The synod Council of the NE Iowa Synod voted to rescind the resolutions it passed in November. You may remember those resolutions, one repudiated the Churchwide votes and called upon the ELCA to do the same. The other expressed the bound conscience of the NE Iowa Synod, seeking to adhere to the 1990 Vision and Expectations. From the firestorm it caused through out the synod and the larger church, it is not too surprizing that the synod council reversed itself. People can stand just so much pressure, then they will turn from the pressure to seek a quieter life. It is hard work being at the center of the maelström, with the winds of discontent swirling about you. Most folk simply cannot stay there for long before the desire to flee takes hold and that which was done is undone.
I do not fault the good folk who serve on the NE Iowa Synod Council. In the weeks following the November council meeting letters, calls, emails and face to face conversations took place that pulled back the covering which hides the deep divide we now suffer in the ELCA. For all the talk about ’structured flexibility’ and ‘bound consciences’ that greased the skids of passage in August, we cannot pretend that we are not a deeply divided church. We cannot live as a divided church for long. No organization can survive if its purpose is so compromised in the way we are in the ELCA. We will see more of what we have seen in the NE Iowa Synod Council’s reversal as the ELCA seeks its new equilibrium. Unless approached with the greatest humility and Christlike compassion, the purging of the defeated will continue.

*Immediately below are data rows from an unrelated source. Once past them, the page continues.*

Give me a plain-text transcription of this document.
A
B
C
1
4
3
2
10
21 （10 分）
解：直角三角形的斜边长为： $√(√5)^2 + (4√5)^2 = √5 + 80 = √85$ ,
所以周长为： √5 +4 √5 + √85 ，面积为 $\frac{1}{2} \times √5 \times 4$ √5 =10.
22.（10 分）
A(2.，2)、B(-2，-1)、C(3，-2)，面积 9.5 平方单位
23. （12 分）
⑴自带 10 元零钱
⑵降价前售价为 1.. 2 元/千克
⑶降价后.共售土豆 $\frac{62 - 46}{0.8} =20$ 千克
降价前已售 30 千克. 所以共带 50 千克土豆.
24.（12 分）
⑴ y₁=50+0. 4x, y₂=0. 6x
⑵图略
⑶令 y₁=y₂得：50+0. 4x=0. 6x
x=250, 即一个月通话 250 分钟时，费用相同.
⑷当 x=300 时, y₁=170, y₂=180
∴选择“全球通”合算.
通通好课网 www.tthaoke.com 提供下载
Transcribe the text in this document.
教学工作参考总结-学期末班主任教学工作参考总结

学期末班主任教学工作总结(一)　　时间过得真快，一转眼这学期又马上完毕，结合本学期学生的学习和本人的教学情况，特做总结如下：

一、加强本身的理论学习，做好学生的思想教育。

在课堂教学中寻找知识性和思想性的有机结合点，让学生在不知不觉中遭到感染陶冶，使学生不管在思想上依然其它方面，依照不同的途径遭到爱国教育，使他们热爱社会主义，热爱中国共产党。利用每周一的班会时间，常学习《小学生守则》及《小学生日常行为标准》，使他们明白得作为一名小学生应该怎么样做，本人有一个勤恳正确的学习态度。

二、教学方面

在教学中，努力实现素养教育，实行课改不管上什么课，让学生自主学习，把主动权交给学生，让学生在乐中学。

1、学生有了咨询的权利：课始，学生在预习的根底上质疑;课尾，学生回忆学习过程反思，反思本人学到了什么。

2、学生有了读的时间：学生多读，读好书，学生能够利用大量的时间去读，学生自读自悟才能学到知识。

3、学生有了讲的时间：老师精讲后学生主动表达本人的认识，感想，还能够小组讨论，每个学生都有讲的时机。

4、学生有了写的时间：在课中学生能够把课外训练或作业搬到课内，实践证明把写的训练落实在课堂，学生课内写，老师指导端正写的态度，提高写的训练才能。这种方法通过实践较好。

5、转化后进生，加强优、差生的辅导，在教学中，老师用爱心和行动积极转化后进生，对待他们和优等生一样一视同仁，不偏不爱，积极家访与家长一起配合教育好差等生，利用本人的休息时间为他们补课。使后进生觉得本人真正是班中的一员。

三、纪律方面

There will be no organized pogroms coming from Higgins Road, no synodical schemes of removal, just the slow, grinding pressure to conform to the new reality of the ELCA. It will come in the Lutheran form of shunning, orthodox clergy and laity ignored as if they do not exist or treated as if they belong to some unenlightened earlier time. It will come in the pop theology of no judgment of any behavior. It will come in the apathy of the majority and the desire to let this storm pass us by and go some other place. It will come when what was once understood to be orthodox Christian faith is set aside in order to maintain ‘peace’ in the church.
It is easy in this time to yield to the desire to depart from so troubled a church. It is easy to see no hope for the ELCA and walk away from the unhappy place that our church as become. It is easy to be discontented, to be so disconsolate, that we become eager to depart for the imagined bliss of some new ecclesiastical shore. Many are already at this point and can do no other but leave. With sadness we watch them go, but we understand why they cannot stay.
Yet we stay in this divided, troubled church. Like Jeremiah, God has set us in this church to give witness to what the Word God has spoken and continues to speak. Yes, like Jeremiah, there will be set backs, there will be ears that refuse to hear, there will be God’s people thinking they are wise as they run after the new god of inclusivity, justice and social righteousness. Yes, there will reversals such as the NE Iowa Synod Council’s rescinding their earlier stand. Like Jeremiah, those who remain in the ELCA will not cease speaking God’s Word in the hope that one day repentance will come and this church be restored.
All these will come, and are in many ways, already here. Let us lift our voices against it all, not because those who advocate the new path are our enemies, rather because they are our brothers and sisters in Christ who have erred and lost their way. Let us speak God’s Word of mercy and grace until all repent of their sin and return to the Lord.